In the litany of a long day, a long week, it’s hardly anything I can speak to. But it backs me against the wall, too tired, too worn to resist, overwhelming me where I should be inspired and smart.
It’s the usual, the always complaint, the never ending rush of a day, the socks and the dirty floors and the disappointment of a child told, yet again, that there’s just no money for that, yet there’s no time either, not with work and housework and trying to fit all the pieces together, the wool puzzle shrunk until it’s just not quite right. The exhaustion comes from knowing I do this on my own, watching in sore envy as others have family, friends to surround them, to understand and make it better. I have but one person in my life I can lean on, and that is not fair to them, this seeming dependance, this need.
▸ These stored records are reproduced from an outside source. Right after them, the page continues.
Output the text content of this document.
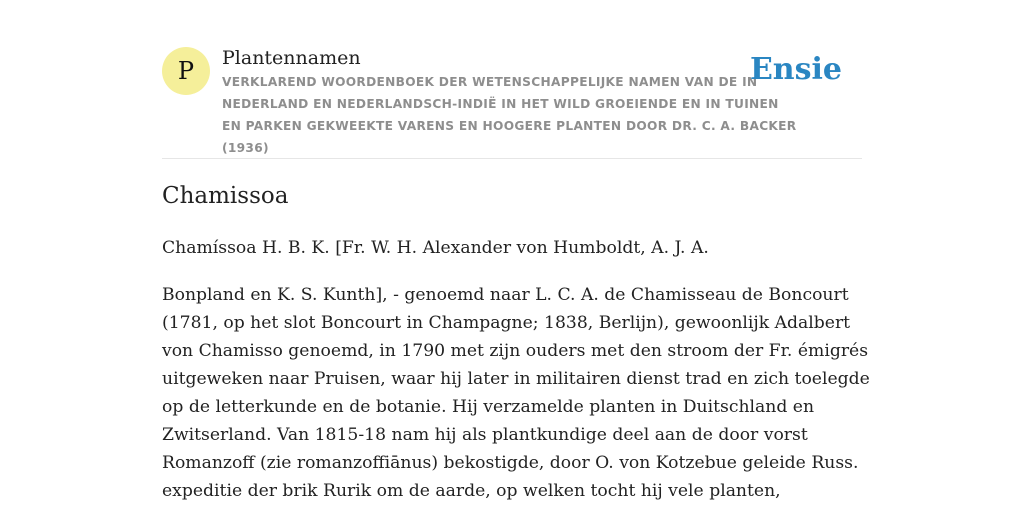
P	Plantennamen
VERKLAREND WOORDENBOEK DER WETENSCHAPPELIJKE NAMEN VAN DE IN NEDERLAND EN NEDERLANDSCH-INDIË IN HET WILD GROEIENDE EN IN TUINEN EN PARKEN GEKWEEKTE VARENS EN HOOGERE PLANTEN DOOR DR. C. A. BACKER (1936)
Ensie
Chamissoa

Chamíssoa H. B. K. [Fr. W. H. Alexander von Humboldt, A. J. A.

Bonpland en K. S. Kunth], - genoemd naar L. C. A. de Chamisseau de Boncourt
(1781, op het slot Boncourt in Champagne; 1838, Berlijn), gewoonlijk Adalbert
von Chamisso genoemd, in 1790 met zijn ouders met den stroom der Fr. émigrés
uitgeweken naar Pruisen, waar hij later in militairen dienst trad en zich toelegde
op de letterkunde en de botanie. Hij verzamelde planten in Duitschland en
Zwitserland. Van 1815-18 nam hij als plantkundige deel aan de door vorst
Romanzoff (zie romanzoffiānus) bekostigde, door O. von Kotzebue geleide Russ.
expeditie der brik Rurik om de aarde, op welken tocht hij vele planten,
So I do need to be strong. I do need to pack it all in, shudder that quavering breath and march off to another day of letting my soul slowly wither because children need to eat and mortgages must be paid and one needs new shoes and the other pants. Somewhere in there, there might be a few dollars for me, but even that is riddled with guilt and hate because it’s not important and really shouldn’t be.
When I say I’m tired, it’s not the tired you can resolve in a few days sleep. It’s the tired that comes from knowing the future holds nothing different, just more of this battle, a little worse, a little better. But forever this stretching agony.
So I am weary, and coming to a point that, just like the elastics I wear in my hair, may mean that I cannot return from whence I came.